Ausgestaltung des Rettungsschirms

  • Die Finanzhilfe des Bundes erfolgt subsidiär: Die dem Rettungsschirm unterstellten Unternehmen müssen gemeinsam mit ihren Fremdkapitalgeberinnen (Banken, Obligationäre, etc.) und ihren Eigentümerinnen (Kantone, Gemeinden, Private) laufend alle notwendigen Vorkehrungen treffen, um die Liquidität des Unternehmens zu sichern.

  • Der Bundesrat ist bereit, Darlehen von bis zu 10 Milliarden bereitzustellen, um systemkritischen Stromunternehmen in ausserordentlichen Marktsituationen temporäre Liquiditätsunterstützung zu gewähren. Im Gegenzug für die Darlehen unterliegen die Unternehmen bestimmten Auskunftspflichten, die im Vergleich zur Vernehmlassungsvorlage gelockert wurden.

  • Die unterstellten Unternehmen bezahlen eine jährliche Bereitstellungspauschale, um die Kosten für die Bereitstellung der temporären Liquiditätsunterstützung durch den Bund mindestens teilweise zu decken.

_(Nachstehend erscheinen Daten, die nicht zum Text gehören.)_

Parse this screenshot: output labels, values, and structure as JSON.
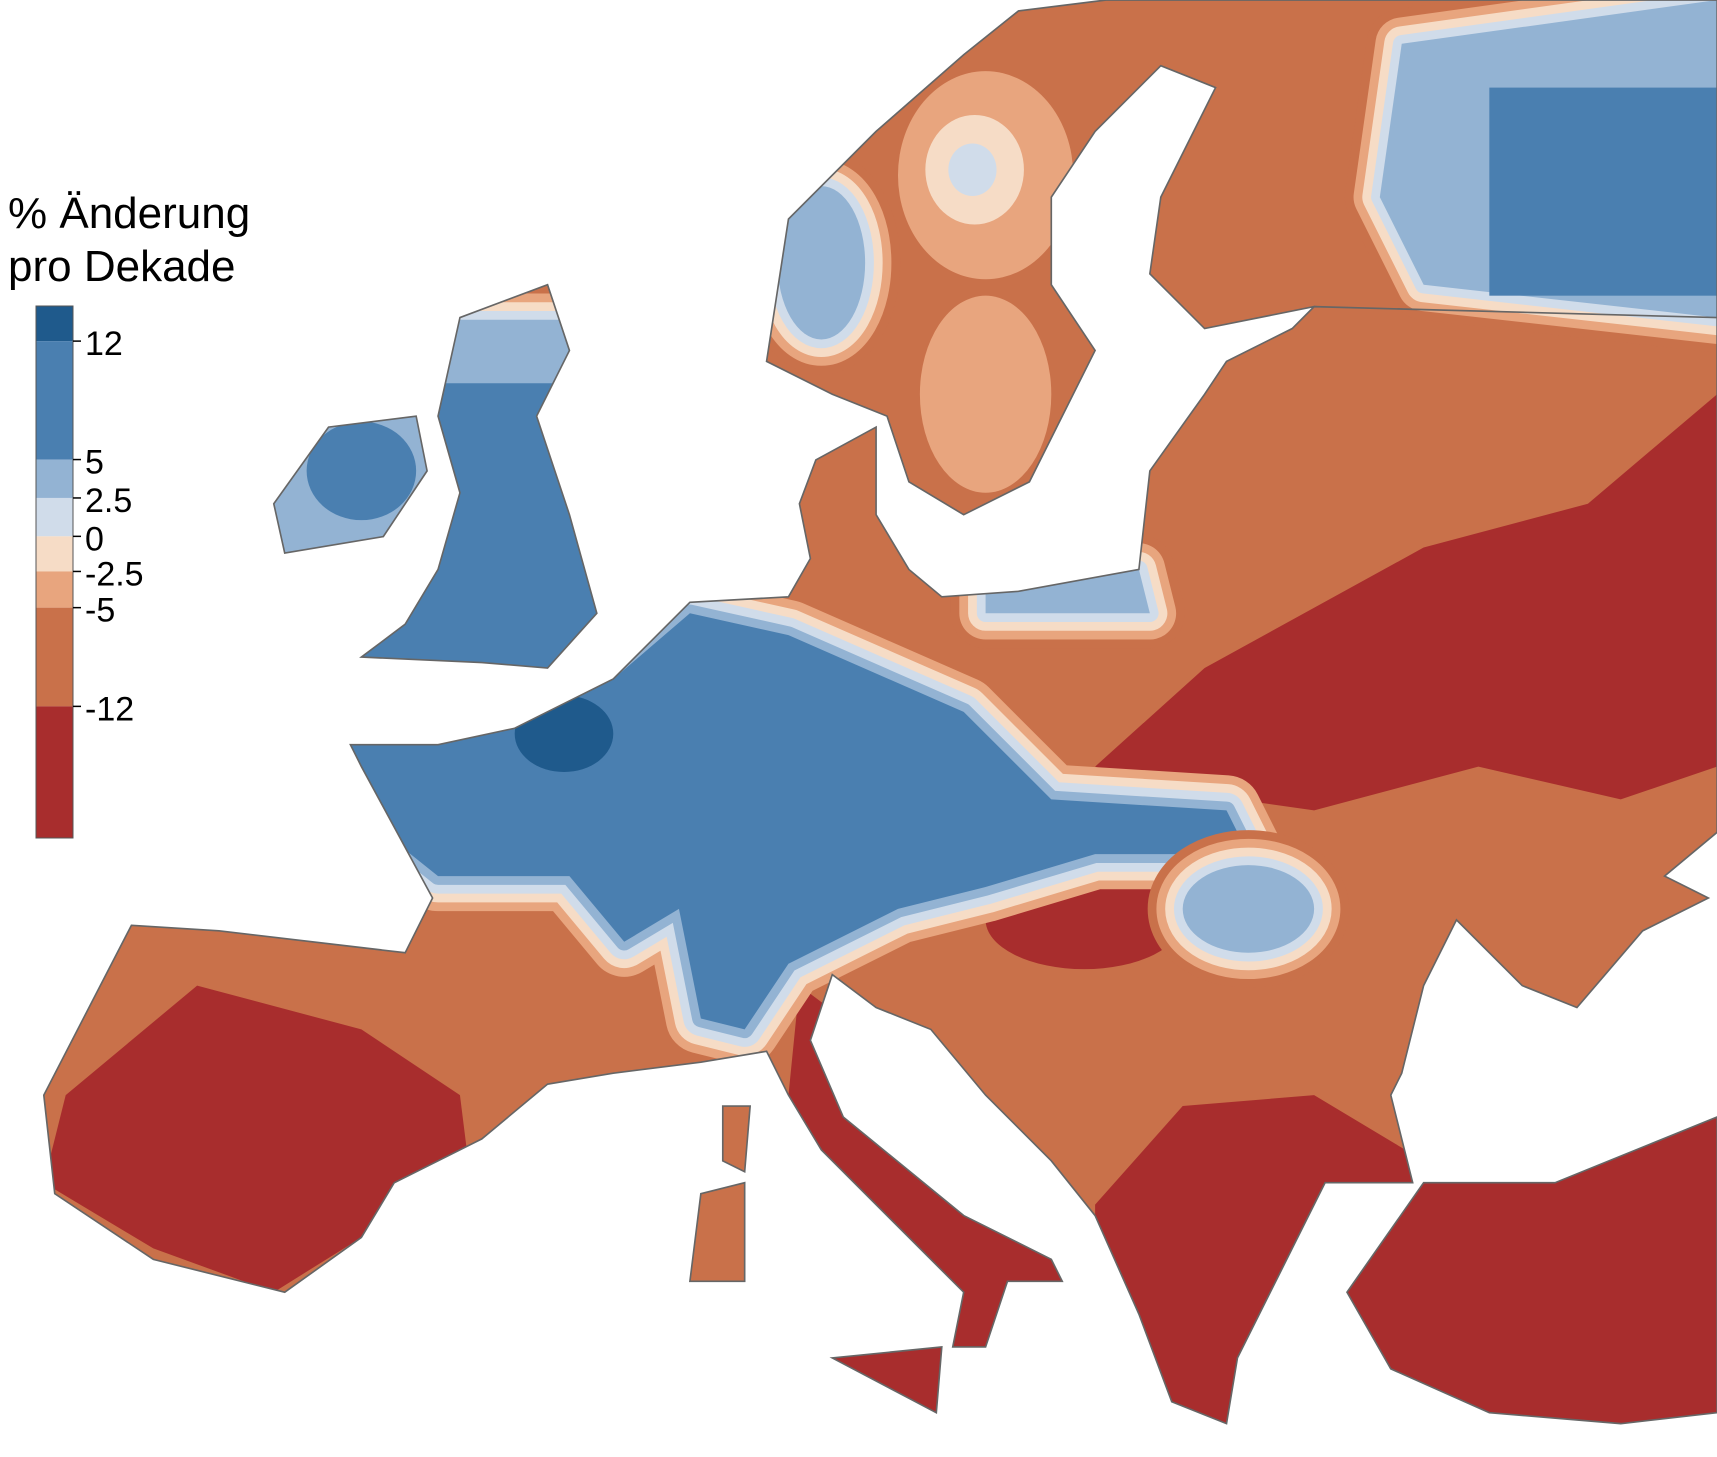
{
  "legend": {
    "title": [
      "% Änderung",
      "pro Dekade"
    ],
    "ticks": [
      12,
      5,
      2.5,
      0,
      -2.5,
      -5,
      -12
    ],
    "colors": [
      "#1f5a8c",
      "#4a7fb0",
      "#93b3d3",
      "#d0dcea",
      "#f6dcc6",
      "#e8a57e",
      "#c9714a",
      "#a82d2d"
    ]
  }
}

  • Die Darlehen werden marktgerecht verzinst. Der Bund erhebt einen Risikozuschlag, der je nach Risiko zwischen 4 und 10 Prozent beträgt. Mit diesem namhaften Zuschlag wird sichergestellt, dass Fehlanreize verhindert werden und die Unternehmen alles unternehmen, um sich bei ihren Eigentümerinnen und Banken zu finanzieren und nur im äussersten Notfall Bundesdarlehen beanspruchen.

  • Die Kantone erstatten dem Bund die Hälfte allfälliger Verluste auf Darlehen. Im Gegenzug werden die Kantone zu 50 Prozent an den Einnahmen aus dem Risikozuschlag beteiligt.

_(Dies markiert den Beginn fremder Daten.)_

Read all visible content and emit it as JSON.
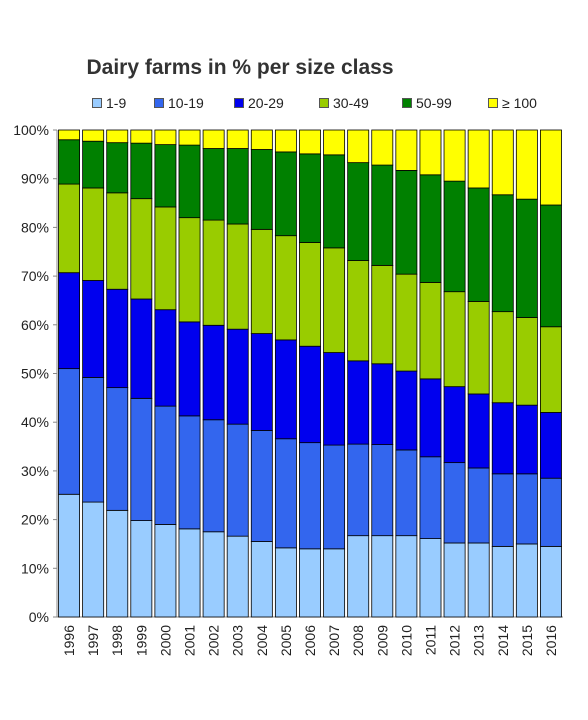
{
  "chart_data": {
    "type": "bar",
    "stacked": true,
    "title": "Dairy farms in % per size class",
    "xlabel": "",
    "ylabel": "",
    "ylim": [
      0,
      100
    ],
    "y_ticks": [
      "0%",
      "10%",
      "20%",
      "30%",
      "40%",
      "50%",
      "60%",
      "70%",
      "80%",
      "90%",
      "100%"
    ],
    "grid": false,
    "legend_position": "top",
    "categories": [
      "1996",
      "1997",
      "1998",
      "1999",
      "2000",
      "2001",
      "2002",
      "2003",
      "2004",
      "2005",
      "2006",
      "2007",
      "2008",
      "2009",
      "2010",
      "2011",
      "2012",
      "2013",
      "2014",
      "2015",
      "2016"
    ],
    "series": [
      {
        "name": "1-9",
        "color": "#99ccff",
        "values": [
          25.2,
          23.6,
          21.9,
          19.8,
          19.0,
          18.1,
          17.5,
          16.6,
          15.5,
          14.2,
          14.0,
          14.0,
          16.7,
          16.7,
          16.7,
          16.1,
          15.2,
          15.2,
          14.5,
          15.0,
          14.5
        ]
      },
      {
        "name": "10-19",
        "color": "#3366ee",
        "values": [
          25.8,
          25.6,
          25.2,
          25.1,
          24.3,
          23.2,
          23.0,
          23.0,
          22.8,
          22.4,
          21.8,
          21.3,
          18.8,
          18.7,
          17.6,
          16.8,
          16.5,
          15.4,
          14.9,
          14.4,
          14.0
        ]
      },
      {
        "name": "20-29",
        "color": "#0000ee",
        "values": [
          19.7,
          19.9,
          20.2,
          20.4,
          19.8,
          19.3,
          19.4,
          19.5,
          19.9,
          20.3,
          19.8,
          19.0,
          17.1,
          16.6,
          16.2,
          16.0,
          15.6,
          15.2,
          14.6,
          14.1,
          13.5
        ]
      },
      {
        "name": "30-49",
        "color": "#99cc00",
        "values": [
          18.2,
          19.0,
          19.8,
          20.6,
          21.1,
          21.4,
          21.6,
          21.6,
          21.4,
          21.4,
          21.3,
          21.5,
          20.6,
          20.2,
          19.9,
          19.8,
          19.5,
          19.0,
          18.7,
          18.0,
          17.6
        ]
      },
      {
        "name": "50-99",
        "color": "#008000",
        "values": [
          9.1,
          9.6,
          10.3,
          11.4,
          12.8,
          14.9,
          14.7,
          15.5,
          16.4,
          17.2,
          18.2,
          19.1,
          20.1,
          20.6,
          21.3,
          22.1,
          22.7,
          23.3,
          24.0,
          24.3,
          25.0
        ]
      },
      {
        "name": "≥ 100",
        "color": "#ffff00",
        "values": [
          2.0,
          2.3,
          2.6,
          2.7,
          3.0,
          3.1,
          3.8,
          3.8,
          4.0,
          4.5,
          4.9,
          5.1,
          6.7,
          7.2,
          8.3,
          9.2,
          10.5,
          11.9,
          13.3,
          14.2,
          15.4
        ]
      }
    ]
  }
}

  • Auf die Forderung, den Rettungsschirm für alle Unternehmen zu öffnen, kann der Bundesrat nicht eingehen. Dadurch würde faktisch eine staatliche Förderbank für die Energiebranche geschaffen. Für die Stützung nicht systemkritischer Unternehmen sind auch weiterhin die jeweiligen Eigner verantwortlich.

  • Eine rein freiwillige Unterstellung der systemkritischen Unternehmen ist für den Bundesrat kein gangbarer Weg, weil es Situationen geben kann, in denen systemkritische Unternehmen die nötige Liquidität innert der notwendigen Frist nicht mehr selbst aufbringen können und deren Konkurs zu Kettenreaktionen bis hin zu einem Systemkollaps führen könnte, welche die Stromversorgung in der Schweiz gefährden würde. Der Bundesrat schlägt neu aber vor, dass ein systemkritisches Unternehmen vom Anwendungsbereich des Gesetzes weitestgehend ausgenommen werden kann, wenn es auf eine kantonale Liquiditätsunterstützung zählen kann, die mit der Bundesregelung gleichwertig ist.

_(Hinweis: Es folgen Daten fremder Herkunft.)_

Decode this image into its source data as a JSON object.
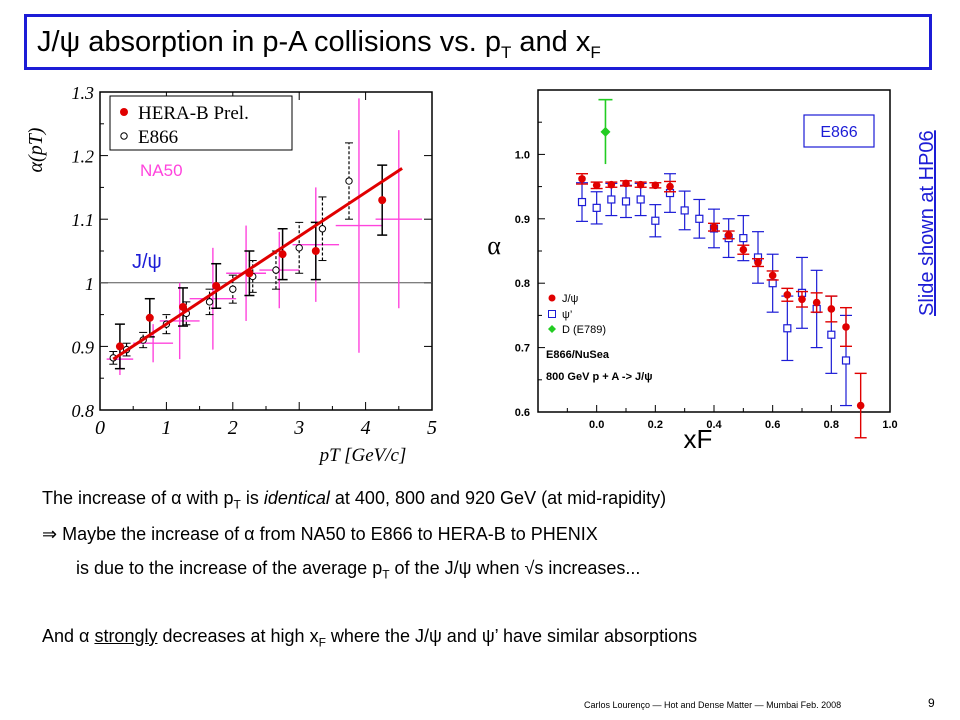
{
  "slide": {
    "title_main": "J/ψ absorption in p-A collisions vs. p",
    "title_sub1": "T",
    "title_mid": " and x",
    "title_sub2": "F",
    "side_link": "Slide shown at HP06",
    "footer": "Carlos Lourenço — Hot and Dense Matter — Mumbai Feb. 2008",
    "page_number": "9",
    "line1_a": "The increase of α with p",
    "line1_sub": "T",
    "line1_b": " is ",
    "line1_em": "identical",
    "line1_c": " at 400, 800 and 920 GeV (at mid-rapidity)",
    "line2": "⇒ Maybe the increase of α from NA50 to E866 to HERA-B to PHENIX",
    "line3_a": "is due to the increase of the average p",
    "line3_sub": "T",
    "line3_b": " of the J/ψ when √s increases...",
    "line4_a": "And α ",
    "line4_u": "strongly",
    "line4_b": " decreases at high x",
    "line4_sub": "F",
    "line4_c": " where the J/ψ and ψ’ have similar absorptions"
  },
  "chart_data": [
    {
      "type": "scatter",
      "xlabel": "p_T [GeV/c]",
      "ylabel": "α(p_T)",
      "xlim": [
        0,
        5
      ],
      "ylim": [
        0.8,
        1.3
      ],
      "xticks": [
        "0",
        "1",
        "2",
        "3",
        "4",
        "5"
      ],
      "yticks": [
        "0.8",
        "0.9",
        "1",
        "1.1",
        "1.2",
        "1.3"
      ],
      "legend": [
        "HERA-B Prel.",
        "E866"
      ],
      "legend_position": "top-left",
      "annotations": [
        "NA50",
        "J/ψ"
      ],
      "colors": {
        "herab": "#e00000",
        "na50": "#ff44dd",
        "fit": "#e00000",
        "e866": "#000000"
      },
      "fit_line": {
        "x": [
          0.2,
          4.55
        ],
        "y": [
          0.88,
          1.18
        ]
      },
      "reference_y": 1.0,
      "series": [
        {
          "name": "HERA-B Prel.",
          "x": [
            0.3,
            0.75,
            1.25,
            1.75,
            2.25,
            2.75,
            3.25,
            4.25
          ],
          "y": [
            0.9,
            0.945,
            0.962,
            0.995,
            1.015,
            1.045,
            1.05,
            1.13
          ],
          "err": [
            0.035,
            0.03,
            0.03,
            0.035,
            0.035,
            0.04,
            0.045,
            0.055
          ]
        },
        {
          "name": "E866",
          "x": [
            0.2,
            0.4,
            0.65,
            1.0,
            1.3,
            1.65,
            2.0,
            2.3,
            2.65,
            3.0,
            3.35,
            3.75
          ],
          "y": [
            0.882,
            0.895,
            0.91,
            0.935,
            0.952,
            0.97,
            0.99,
            1.01,
            1.02,
            1.055,
            1.085,
            1.16
          ],
          "err": [
            0.01,
            0.01,
            0.012,
            0.015,
            0.018,
            0.02,
            0.022,
            0.025,
            0.03,
            0.04,
            0.05,
            0.06
          ]
        },
        {
          "name": "NA50",
          "x": [
            0.3,
            0.8,
            1.2,
            1.7,
            2.2,
            2.7,
            3.25,
            3.9,
            4.5
          ],
          "y": [
            0.88,
            0.905,
            0.94,
            0.975,
            1.015,
            1.02,
            1.06,
            1.09,
            1.1
          ],
          "err": [
            0.025,
            0.03,
            0.06,
            0.08,
            0.075,
            0.06,
            0.09,
            0.2,
            0.14
          ],
          "xerr": [
            0.2,
            0.3,
            0.3,
            0.35,
            0.3,
            0.3,
            0.35,
            0.35,
            0.35
          ]
        }
      ]
    },
    {
      "type": "scatter",
      "xlabel": "x_F",
      "ylabel": "α",
      "xlim": [
        -0.2,
        1.0
      ],
      "ylim": [
        0.6,
        1.1
      ],
      "xticks": [
        "0.0",
        "0.2",
        "0.4",
        "0.6",
        "0.8",
        "1.0"
      ],
      "yticks": [
        "0.6",
        "0.7",
        "0.8",
        "0.9",
        "1.0"
      ],
      "legend": [
        "J/ψ",
        "ψ’",
        "D (E789)"
      ],
      "legend_position": "bottom-left",
      "annotations": [
        "E866/NuSea",
        "800 GeV p + A -> J/ψ",
        "E866"
      ],
      "colors": {
        "jpsi": "#e00000",
        "psiprime": "#1c1cd6",
        "d": "#22cc22"
      },
      "series": [
        {
          "name": "J/ψ",
          "x": [
            -0.05,
            0.0,
            0.05,
            0.1,
            0.15,
            0.2,
            0.25,
            0.4,
            0.45,
            0.5,
            0.55,
            0.6,
            0.65,
            0.7,
            0.75,
            0.8,
            0.85,
            0.9
          ],
          "y": [
            0.962,
            0.952,
            0.953,
            0.955,
            0.953,
            0.952,
            0.95,
            0.887,
            0.875,
            0.852,
            0.832,
            0.812,
            0.782,
            0.775,
            0.77,
            0.76,
            0.732,
            0.61
          ],
          "err": [
            0.008,
            0.005,
            0.004,
            0.004,
            0.004,
            0.004,
            0.008,
            0.006,
            0.006,
            0.007,
            0.006,
            0.007,
            0.01,
            0.012,
            0.015,
            0.02,
            0.03,
            0.05
          ]
        },
        {
          "name": "ψ’",
          "x": [
            -0.05,
            0.0,
            0.05,
            0.1,
            0.15,
            0.2,
            0.25,
            0.3,
            0.35,
            0.4,
            0.45,
            0.5,
            0.55,
            0.6,
            0.65,
            0.7,
            0.75,
            0.8,
            0.85
          ],
          "y": [
            0.926,
            0.917,
            0.93,
            0.927,
            0.93,
            0.897,
            0.94,
            0.913,
            0.9,
            0.885,
            0.87,
            0.87,
            0.84,
            0.8,
            0.73,
            0.785,
            0.76,
            0.72,
            0.68
          ],
          "err": [
            0.03,
            0.025,
            0.025,
            0.025,
            0.025,
            0.025,
            0.03,
            0.03,
            0.03,
            0.03,
            0.03,
            0.035,
            0.04,
            0.045,
            0.05,
            0.055,
            0.06,
            0.06,
            0.07
          ]
        },
        {
          "name": "D (E789)",
          "x": [
            0.03
          ],
          "y": [
            1.035
          ],
          "err": [
            0.05
          ]
        }
      ]
    }
  ]
}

Das Gesetz ist auf Ende 2026 befristet. Danach soll es von anderen Regeln abgelöst werden. Dazu gehören Vorschriften, die dafür sorgen, dass wichtige Funktionen wie die Stromproduktion jederzeit weiterbetrieben werden können (Business Continuity Management), ein Gesetz zur Integrität und Transparenz des Grosshandels von Strom und Gas sowie allfällige Vorgaben zur Liquidität und Kapitalausstattung.

Dem Bundesrat ist es wichtig, dass das Parlament rechtzeitig einbezogen wird. In der Corona-Pandemie wünschte das Parlament ausdrücklich, dass der Bundesrat soweit als möglich auf Notverordnungen verzichtet und den ordentlichen Gesetzgebungsweg geht. Mit der Überweisung des dringlichen Bundesgesetzes entspricht der Bundesrat diesem Anliegen.